C'est l'encre qui doit couler. Pas le sang. À l'occasion de la journée internationale pour la liberté de la presse, qui a lieu le 3 mai de chaque année, c'est sur le mur de l'ambassade de Syrie, dans le très calme VIIe arrondissement de Paris, que les membres de Reporters sans frontières ont écrit cela, à l'encre rouge sang, et qu'ils l'ont clamé, en français et en arabe. À l'occasion de la journée internationale de la liberté de la presse, l'association a choisi d'attaquer symboliquement ce pays dans lequel les journalistes étrangers ne peuvent quasiment pas pénétrer, où les journalistes locaux ne peuvent couvrir les manifestations qui animent la rue depuis un mois et demi, et où les rares voix dissidentes qui osent encore se faire entendre sont aussitôt baillonnées.
Avec l'arme des journalistes, l'encre, l'association entend avant tout défendre le droit des Syriens à savoir ce qu'il se passe réellement dans leur pays et dénoncer la censure que le président Bachar Al-Assad et son gouvernement font régner. En Syrie aujourd'hui, quatre journalistes sont emprisonnés et trois ont disparu. «La Syrie est le pays qui nous préoccupe le plus aujourd’hui. Personne ne sait ce qu'il s’y trame. Combien de morts, combien de blessés parmi les manifestants ? Nul ne le sait car lesjournalistes sont empêchés de travailler. (...) Les autorités de Damas doivent cesser ce black-out médiatique. Des exactions sont sûrement commises en ce moment-même en Syrie dans le plus grand silence parce que la presse est interdite de séjour. C’est inacceptable», a déclaré Jean-François Julliard, secrétaire général de Reporters sans frontières.
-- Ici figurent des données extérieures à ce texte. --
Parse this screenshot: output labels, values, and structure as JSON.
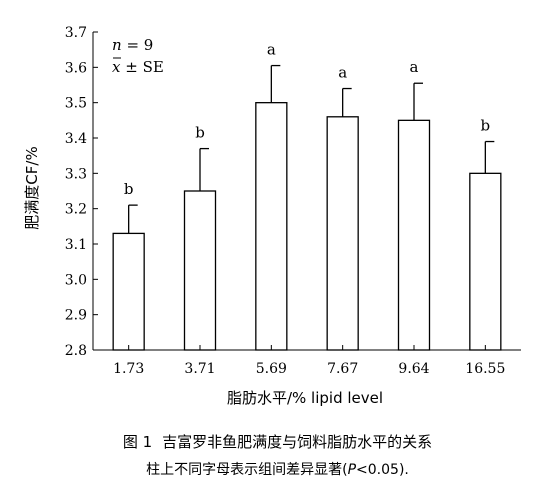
{
  "chart_data": {
    "type": "bar",
    "xlabel": "脂肪水平/% lipid level",
    "ylabel": "肥满度CF/%",
    "ylim": [
      2.8,
      3.7
    ],
    "yticks": [
      "2.8",
      "2.9",
      "3.0",
      "3.1",
      "3.2",
      "3.3",
      "3.4",
      "3.5",
      "3.6",
      "3.7"
    ],
    "categories": [
      "1.73",
      "3.71",
      "5.69",
      "7.67",
      "9.64",
      "16.55"
    ],
    "values": [
      3.13,
      3.25,
      3.5,
      3.46,
      3.45,
      3.3
    ],
    "errors": [
      0.08,
      0.12,
      0.105,
      0.08,
      0.105,
      0.09
    ],
    "labels": [
      "b",
      "b",
      "a",
      "a",
      "a",
      "b"
    ],
    "grid": false,
    "annotation": {
      "n_label": "n",
      "n_value": " = 9",
      "stat_label": "x",
      "stat_value": " ± SE"
    }
  },
  "caption": {
    "fig_no": "图 1",
    "title": "吉富罗非鱼肥满度与饲料脂肪水平的关系",
    "note_prefix": "柱上不同字母表示组间差异显著(",
    "note_p": "P",
    "note_suffix": "<0.05)."
  }
}
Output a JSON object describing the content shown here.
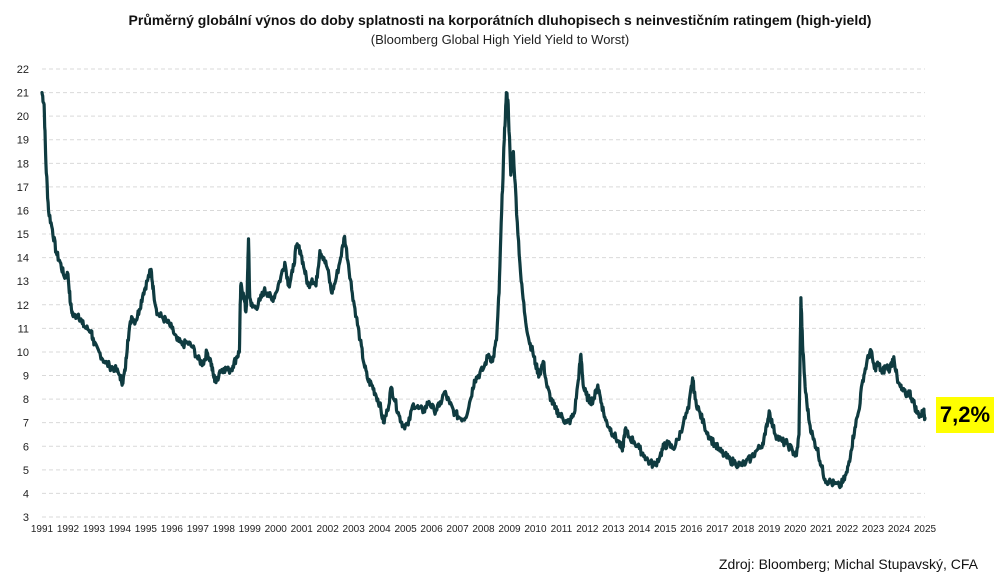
{
  "chart_data": {
    "type": "line",
    "title": "Průměrný globální výnos do doby splatnosti na korporátních dluhopisech s neinvestičním ratingem (high-yield)",
    "subtitle": "(Bloomberg Global High Yield Yield to Worst)",
    "xlabel": "",
    "ylabel": "",
    "ylim": [
      3,
      22
    ],
    "xlim": [
      1991,
      2025
    ],
    "yticks": [
      "3",
      "4",
      "5",
      "6",
      "7",
      "8",
      "9",
      "10",
      "11",
      "12",
      "13",
      "14",
      "15",
      "16",
      "17",
      "18",
      "19",
      "20",
      "21",
      "22"
    ],
    "xticks": [
      "1991",
      "1992",
      "1993",
      "1994",
      "1995",
      "1996",
      "1997",
      "1998",
      "1999",
      "2000",
      "2001",
      "2002",
      "2003",
      "2004",
      "2005",
      "2006",
      "2007",
      "2008",
      "2009",
      "2010",
      "2011",
      "2012",
      "2013",
      "2014",
      "2015",
      "2016",
      "2017",
      "2018",
      "2019",
      "2020",
      "2021",
      "2022",
      "2023",
      "2024",
      "2025"
    ],
    "grid": true,
    "series": [
      {
        "color": "#0f3b40",
        "points": [
          [
            1991.0,
            21.0
          ],
          [
            1991.08,
            20.5
          ],
          [
            1991.15,
            18.0
          ],
          [
            1991.25,
            16.0
          ],
          [
            1991.4,
            15.2
          ],
          [
            1991.55,
            14.2
          ],
          [
            1991.7,
            13.8
          ],
          [
            1991.85,
            13.2
          ],
          [
            1992.0,
            13.3
          ],
          [
            1992.1,
            12.0
          ],
          [
            1992.2,
            11.5
          ],
          [
            1992.4,
            11.6
          ],
          [
            1992.55,
            11.2
          ],
          [
            1992.7,
            11.0
          ],
          [
            1992.9,
            10.9
          ],
          [
            1993.0,
            10.3
          ],
          [
            1993.2,
            10.0
          ],
          [
            1993.4,
            9.6
          ],
          [
            1993.6,
            9.4
          ],
          [
            1993.8,
            9.3
          ],
          [
            1994.0,
            9.0
          ],
          [
            1994.1,
            8.7
          ],
          [
            1994.2,
            9.2
          ],
          [
            1994.3,
            10.5
          ],
          [
            1994.45,
            11.5
          ],
          [
            1994.6,
            11.3
          ],
          [
            1994.75,
            11.8
          ],
          [
            1994.9,
            12.5
          ],
          [
            1995.05,
            13.0
          ],
          [
            1995.2,
            13.5
          ],
          [
            1995.3,
            12.5
          ],
          [
            1995.45,
            11.6
          ],
          [
            1995.6,
            11.5
          ],
          [
            1995.8,
            11.3
          ],
          [
            1996.0,
            11.0
          ],
          [
            1996.2,
            10.5
          ],
          [
            1996.4,
            10.3
          ],
          [
            1996.6,
            10.4
          ],
          [
            1996.8,
            10.2
          ],
          [
            1997.0,
            9.7
          ],
          [
            1997.2,
            9.5
          ],
          [
            1997.35,
            10.0
          ],
          [
            1997.5,
            9.6
          ],
          [
            1997.6,
            9.0
          ],
          [
            1997.7,
            8.7
          ],
          [
            1997.85,
            9.2
          ],
          [
            1998.0,
            9.3
          ],
          [
            1998.2,
            9.2
          ],
          [
            1998.35,
            9.4
          ],
          [
            1998.5,
            9.8
          ],
          [
            1998.6,
            10.0
          ],
          [
            1998.65,
            12.8
          ],
          [
            1998.75,
            12.5
          ],
          [
            1998.85,
            11.7
          ],
          [
            1998.9,
            12.5
          ],
          [
            1998.95,
            14.8
          ],
          [
            1999.0,
            12.3
          ],
          [
            1999.1,
            11.9
          ],
          [
            1999.25,
            11.9
          ],
          [
            1999.4,
            12.2
          ],
          [
            1999.55,
            12.6
          ],
          [
            1999.7,
            12.5
          ],
          [
            1999.85,
            12.2
          ],
          [
            2000.0,
            12.5
          ],
          [
            2000.2,
            13.2
          ],
          [
            2000.35,
            13.8
          ],
          [
            2000.5,
            12.8
          ],
          [
            2000.65,
            13.4
          ],
          [
            2000.8,
            14.5
          ],
          [
            2000.95,
            14.3
          ],
          [
            2001.1,
            13.5
          ],
          [
            2001.25,
            12.8
          ],
          [
            2001.4,
            13.1
          ],
          [
            2001.55,
            12.8
          ],
          [
            2001.7,
            14.3
          ],
          [
            2001.85,
            14.0
          ],
          [
            2002.0,
            13.5
          ],
          [
            2002.15,
            12.5
          ],
          [
            2002.3,
            13.0
          ],
          [
            2002.5,
            14.0
          ],
          [
            2002.65,
            14.9
          ],
          [
            2002.8,
            13.7
          ],
          [
            2002.95,
            12.5
          ],
          [
            2003.1,
            11.5
          ],
          [
            2003.25,
            10.5
          ],
          [
            2003.4,
            9.5
          ],
          [
            2003.55,
            8.8
          ],
          [
            2003.7,
            8.6
          ],
          [
            2003.85,
            8.2
          ],
          [
            2004.0,
            7.8
          ],
          [
            2004.15,
            7.0
          ],
          [
            2004.3,
            7.5
          ],
          [
            2004.45,
            8.5
          ],
          [
            2004.6,
            7.9
          ],
          [
            2004.75,
            7.3
          ],
          [
            2004.9,
            6.9
          ],
          [
            2005.1,
            6.9
          ],
          [
            2005.3,
            7.8
          ],
          [
            2005.5,
            7.6
          ],
          [
            2005.7,
            7.5
          ],
          [
            2005.9,
            7.9
          ],
          [
            2006.1,
            7.5
          ],
          [
            2006.3,
            7.7
          ],
          [
            2006.5,
            8.3
          ],
          [
            2006.7,
            7.8
          ],
          [
            2006.9,
            7.4
          ],
          [
            2007.1,
            7.2
          ],
          [
            2007.3,
            7.2
          ],
          [
            2007.5,
            8.0
          ],
          [
            2007.65,
            8.8
          ],
          [
            2007.8,
            9.0
          ],
          [
            2008.0,
            9.3
          ],
          [
            2008.2,
            9.9
          ],
          [
            2008.35,
            9.6
          ],
          [
            2008.5,
            10.5
          ],
          [
            2008.6,
            12.5
          ],
          [
            2008.7,
            16.0
          ],
          [
            2008.8,
            19.0
          ],
          [
            2008.88,
            21.0
          ],
          [
            2008.95,
            20.5
          ],
          [
            2009.05,
            17.5
          ],
          [
            2009.15,
            18.5
          ],
          [
            2009.3,
            15.5
          ],
          [
            2009.45,
            13.0
          ],
          [
            2009.6,
            11.5
          ],
          [
            2009.75,
            10.5
          ],
          [
            2009.9,
            10.0
          ],
          [
            2010.0,
            9.5
          ],
          [
            2010.15,
            9.0
          ],
          [
            2010.3,
            9.6
          ],
          [
            2010.45,
            8.5
          ],
          [
            2010.6,
            8.0
          ],
          [
            2010.75,
            7.6
          ],
          [
            2010.9,
            7.4
          ],
          [
            2011.05,
            7.2
          ],
          [
            2011.2,
            7.0
          ],
          [
            2011.35,
            7.1
          ],
          [
            2011.5,
            7.4
          ],
          [
            2011.65,
            8.8
          ],
          [
            2011.75,
            9.9
          ],
          [
            2011.85,
            8.5
          ],
          [
            2011.95,
            8.2
          ],
          [
            2012.1,
            7.9
          ],
          [
            2012.25,
            8.0
          ],
          [
            2012.4,
            8.6
          ],
          [
            2012.55,
            7.8
          ],
          [
            2012.7,
            7.1
          ],
          [
            2012.85,
            6.8
          ],
          [
            2013.0,
            6.5
          ],
          [
            2013.2,
            6.2
          ],
          [
            2013.35,
            5.8
          ],
          [
            2013.45,
            6.7
          ],
          [
            2013.6,
            6.4
          ],
          [
            2013.8,
            6.2
          ],
          [
            2014.0,
            5.9
          ],
          [
            2014.2,
            5.6
          ],
          [
            2014.4,
            5.3
          ],
          [
            2014.6,
            5.2
          ],
          [
            2014.8,
            5.6
          ],
          [
            2014.95,
            6.0
          ],
          [
            2015.1,
            6.1
          ],
          [
            2015.3,
            5.9
          ],
          [
            2015.5,
            6.3
          ],
          [
            2015.7,
            7.0
          ],
          [
            2015.9,
            7.6
          ],
          [
            2016.05,
            8.9
          ],
          [
            2016.15,
            8.0
          ],
          [
            2016.3,
            7.5
          ],
          [
            2016.5,
            6.9
          ],
          [
            2016.7,
            6.4
          ],
          [
            2016.9,
            6.1
          ],
          [
            2017.1,
            5.8
          ],
          [
            2017.3,
            5.6
          ],
          [
            2017.5,
            5.4
          ],
          [
            2017.7,
            5.3
          ],
          [
            2017.9,
            5.2
          ],
          [
            2018.1,
            5.3
          ],
          [
            2018.3,
            5.5
          ],
          [
            2018.5,
            5.8
          ],
          [
            2018.7,
            6.0
          ],
          [
            2018.85,
            6.5
          ],
          [
            2019.0,
            7.5
          ],
          [
            2019.15,
            6.8
          ],
          [
            2019.3,
            6.4
          ],
          [
            2019.5,
            6.2
          ],
          [
            2019.7,
            6.1
          ],
          [
            2019.9,
            5.8
          ],
          [
            2020.05,
            5.6
          ],
          [
            2020.15,
            6.5
          ],
          [
            2020.22,
            12.3
          ],
          [
            2020.3,
            10.0
          ],
          [
            2020.4,
            8.3
          ],
          [
            2020.55,
            7.0
          ],
          [
            2020.7,
            6.3
          ],
          [
            2020.85,
            5.9
          ],
          [
            2021.0,
            5.2
          ],
          [
            2021.15,
            4.6
          ],
          [
            2021.3,
            4.5
          ],
          [
            2021.5,
            4.4
          ],
          [
            2021.7,
            4.3
          ],
          [
            2021.85,
            4.5
          ],
          [
            2022.0,
            4.9
          ],
          [
            2022.15,
            5.8
          ],
          [
            2022.3,
            6.8
          ],
          [
            2022.45,
            7.5
          ],
          [
            2022.6,
            8.8
          ],
          [
            2022.75,
            9.5
          ],
          [
            2022.9,
            10.1
          ],
          [
            2023.05,
            9.3
          ],
          [
            2023.2,
            9.5
          ],
          [
            2023.35,
            9.1
          ],
          [
            2023.5,
            9.4
          ],
          [
            2023.65,
            9.3
          ],
          [
            2023.8,
            9.8
          ],
          [
            2023.95,
            8.7
          ],
          [
            2024.1,
            8.4
          ],
          [
            2024.25,
            8.2
          ],
          [
            2024.4,
            8.3
          ],
          [
            2024.55,
            7.9
          ],
          [
            2024.7,
            7.4
          ],
          [
            2024.85,
            7.3
          ],
          [
            2024.95,
            7.5
          ],
          [
            2025.0,
            7.2
          ]
        ]
      }
    ]
  },
  "callout": {
    "label": "7,2%",
    "color": "#ffff00"
  },
  "source": "Zdroj: Bloomberg; Michal Stupavský, CFA"
}
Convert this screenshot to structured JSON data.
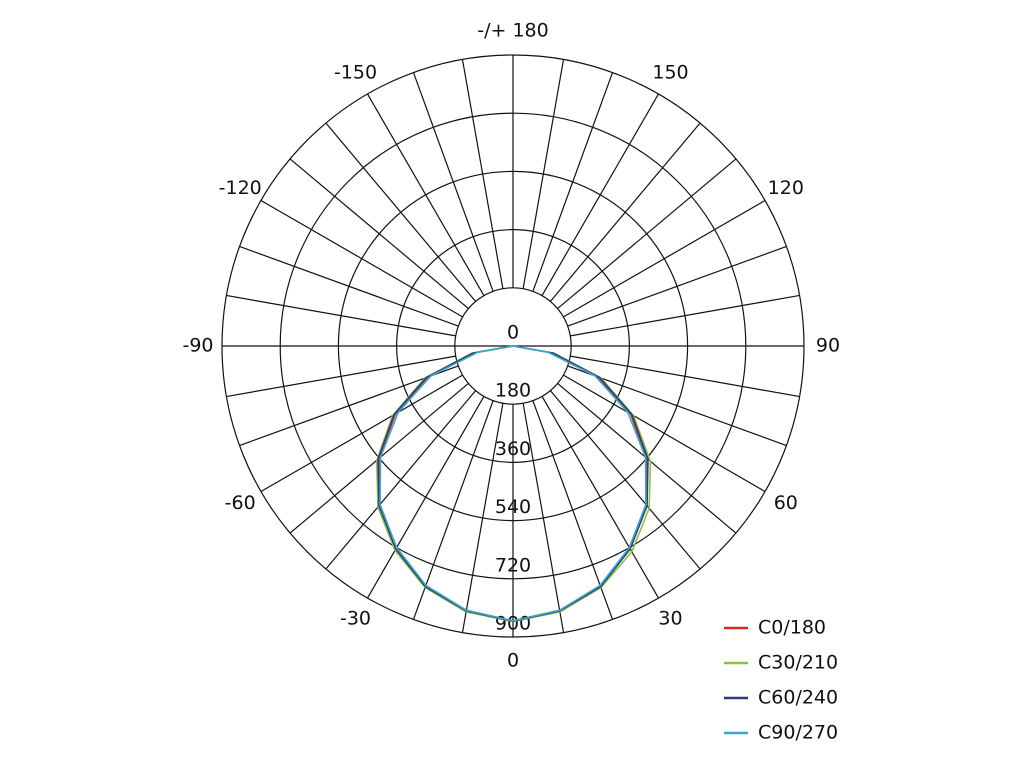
{
  "chart_data": {
    "type": "polar",
    "x": [
      -90,
      -80,
      -70,
      -60,
      -50,
      -40,
      -30,
      -20,
      -10,
      0,
      10,
      20,
      30,
      40,
      50,
      60,
      70,
      80,
      90
    ],
    "series": [
      {
        "name": "C0/180",
        "color": "#d42a20",
        "values": [
          0,
          120,
          280,
          420,
          540,
          640,
          720,
          790,
          830,
          850,
          830,
          790,
          720,
          640,
          540,
          420,
          280,
          120,
          0
        ]
      },
      {
        "name": "C30/210",
        "color": "#8cc43c",
        "values": [
          0,
          130,
          290,
          430,
          550,
          650,
          730,
          795,
          835,
          852,
          835,
          795,
          735,
          655,
          555,
          430,
          290,
          130,
          0
        ]
      },
      {
        "name": "C60/240",
        "color": "#2a3f7a",
        "values": [
          0,
          125,
          285,
          425,
          545,
          645,
          725,
          792,
          832,
          851,
          832,
          792,
          725,
          645,
          545,
          425,
          285,
          125,
          0
        ]
      },
      {
        "name": "C90/270",
        "color": "#3aa6d0",
        "values": [
          0,
          110,
          270,
          410,
          535,
          640,
          720,
          788,
          830,
          850,
          830,
          788,
          720,
          640,
          535,
          410,
          270,
          110,
          0
        ]
      }
    ],
    "rlim": [
      0,
      900
    ],
    "rticks": [
      0,
      180,
      360,
      540,
      720,
      900
    ],
    "thetaticks": [
      0,
      30,
      60,
      90,
      120,
      150,
      {
        "value": 180,
        "label": "-/+ 180"
      },
      -150,
      -120,
      -90,
      -60,
      -30
    ],
    "theta_gridlines": [
      0,
      10,
      20,
      30,
      40,
      50,
      60,
      70,
      80,
      90,
      100,
      110,
      120,
      130,
      140,
      150,
      160,
      170,
      180,
      190,
      200,
      210,
      220,
      230,
      240,
      250,
      260,
      270,
      280,
      290,
      300,
      310,
      320,
      330,
      340,
      350
    ],
    "legend": "bottom-right"
  }
}
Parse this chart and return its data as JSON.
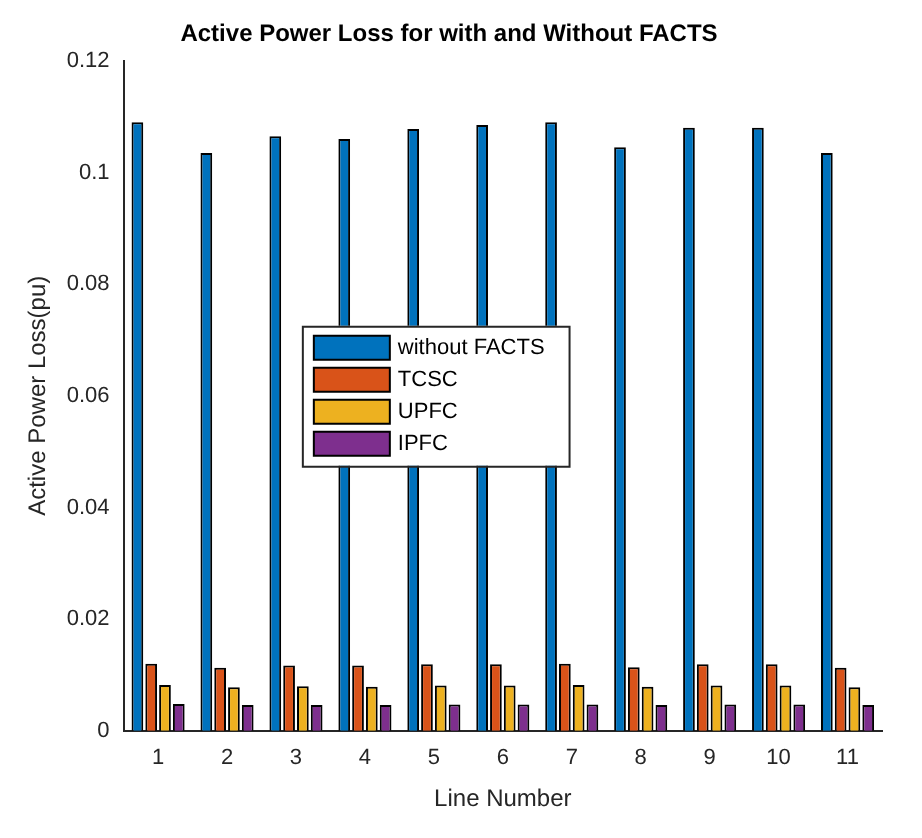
{
  "chart_data": {
    "type": "bar",
    "title": "Active Power Loss for with and Without FACTS",
    "xlabel": "Line Number",
    "ylabel": "Active Power Loss(pu)",
    "categories": [
      "1",
      "2",
      "3",
      "4",
      "5",
      "6",
      "7",
      "8",
      "9",
      "10",
      "11"
    ],
    "series": [
      {
        "name": "without FACTS",
        "color": "#0072bd",
        "values": [
          0.109,
          0.1035,
          0.1065,
          0.106,
          0.1078,
          0.1085,
          0.109,
          0.1045,
          0.108,
          0.108,
          0.1035
        ]
      },
      {
        "name": "TCSC",
        "color": "#d95319",
        "values": [
          0.012,
          0.0113,
          0.0117,
          0.0117,
          0.0119,
          0.0119,
          0.012,
          0.0114,
          0.0119,
          0.0119,
          0.0113
        ]
      },
      {
        "name": "UPFC",
        "color": "#edb120",
        "values": [
          0.0082,
          0.0078,
          0.008,
          0.0079,
          0.0081,
          0.0081,
          0.0082,
          0.0079,
          0.0081,
          0.0081,
          0.0078
        ]
      },
      {
        "name": "IPFC",
        "color": "#7e2f8e",
        "values": [
          0.0048,
          0.0046,
          0.0046,
          0.0046,
          0.0047,
          0.0047,
          0.0047,
          0.0046,
          0.0047,
          0.0047,
          0.0046
        ]
      }
    ],
    "ylim": [
      0,
      0.12
    ],
    "yticks": [
      0,
      0.02,
      0.04,
      0.06,
      0.08,
      0.1,
      0.12
    ],
    "grid": false,
    "legend": "center"
  }
}
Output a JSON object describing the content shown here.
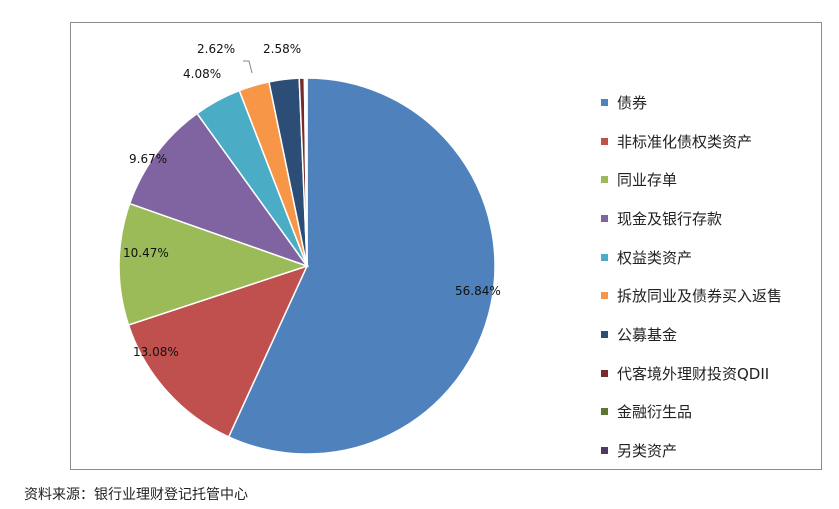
{
  "chart_data": {
    "type": "pie",
    "title": "",
    "series": [
      {
        "name": "债券",
        "value": 56.84,
        "color": "#4f81bd",
        "label": "56.84%"
      },
      {
        "name": "非标准化债权类资产",
        "value": 13.08,
        "color": "#c0504d",
        "label": "13.08%"
      },
      {
        "name": "同业存单",
        "value": 10.47,
        "color": "#9bbb59",
        "label": "10.47%"
      },
      {
        "name": "现金及银行存款",
        "value": 9.67,
        "color": "#8064a2",
        "label": "9.67%"
      },
      {
        "name": "权益类资产",
        "value": 4.08,
        "color": "#4bacc6",
        "label": "4.08%"
      },
      {
        "name": "拆放同业及债券买入返售",
        "value": 2.62,
        "color": "#f79646",
        "label": "2.62%"
      },
      {
        "name": "公募基金",
        "value": 2.58,
        "color": "#2c4d75",
        "label": "2.58%"
      },
      {
        "name": "代客境外理财投资QDII",
        "value": 0.44,
        "color": "#772c2a",
        "label": ""
      },
      {
        "name": "金融衍生品",
        "value": 0.11,
        "color": "#5f7530",
        "label": ""
      },
      {
        "name": "另类资产",
        "value": 0.11,
        "color": "#4d3b62",
        "label": ""
      }
    ],
    "legend_position": "right"
  },
  "source": "资料来源：银行业理财登记托管中心"
}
La Syrie, au cœur de l'actualité, ne doit cependant pas cacher la situation dramatique qui régit les autres pays arabes en révolution: les peuples du Bahreïn, du Yémen et de Lybie n'ont pas non plus accès à une information libre alors que le sort de leur pays est en train de changer. «La presse a rarement été autant un enjeu dans les conflits. Ces régimes d’oppression, déjà traditionnellement hostiles à la liberté de la presse, ont fait du contrôle de l’information une des clés de leur survie.»
Reporters sans frontières épingle ainsi, dans le monde arabe et dans le monde entier, trente-huit «prédateurs» de la liberté de la presse dans le rapport publié aujourd'hui par l'association. Si l'Afrique du Nord et le Moyen-Orient y sont à l'honneur, le paysage mondial change, certaines têtes tombent (Ben Ali en Tunisie, Moubarak en Égypte), d'autres semblent vaciller (Ali Abdallah Saleh au Yémen, Mouammar Kadhafi en Lybie), Internet fait trembler certaines démocraties (Hongrie, France), alors que les dictatures les plus cruelles se maintiennent (Érythrée, Corée du Nord, Turkménistan).
Après avoir manifesté pacifiquement pendant plus d'une demi-heure, une trentaine de militants de Reporters sans frontières a été interpellée par la police et emmenée au commissariat, avant d'être relachée, quelques heures après.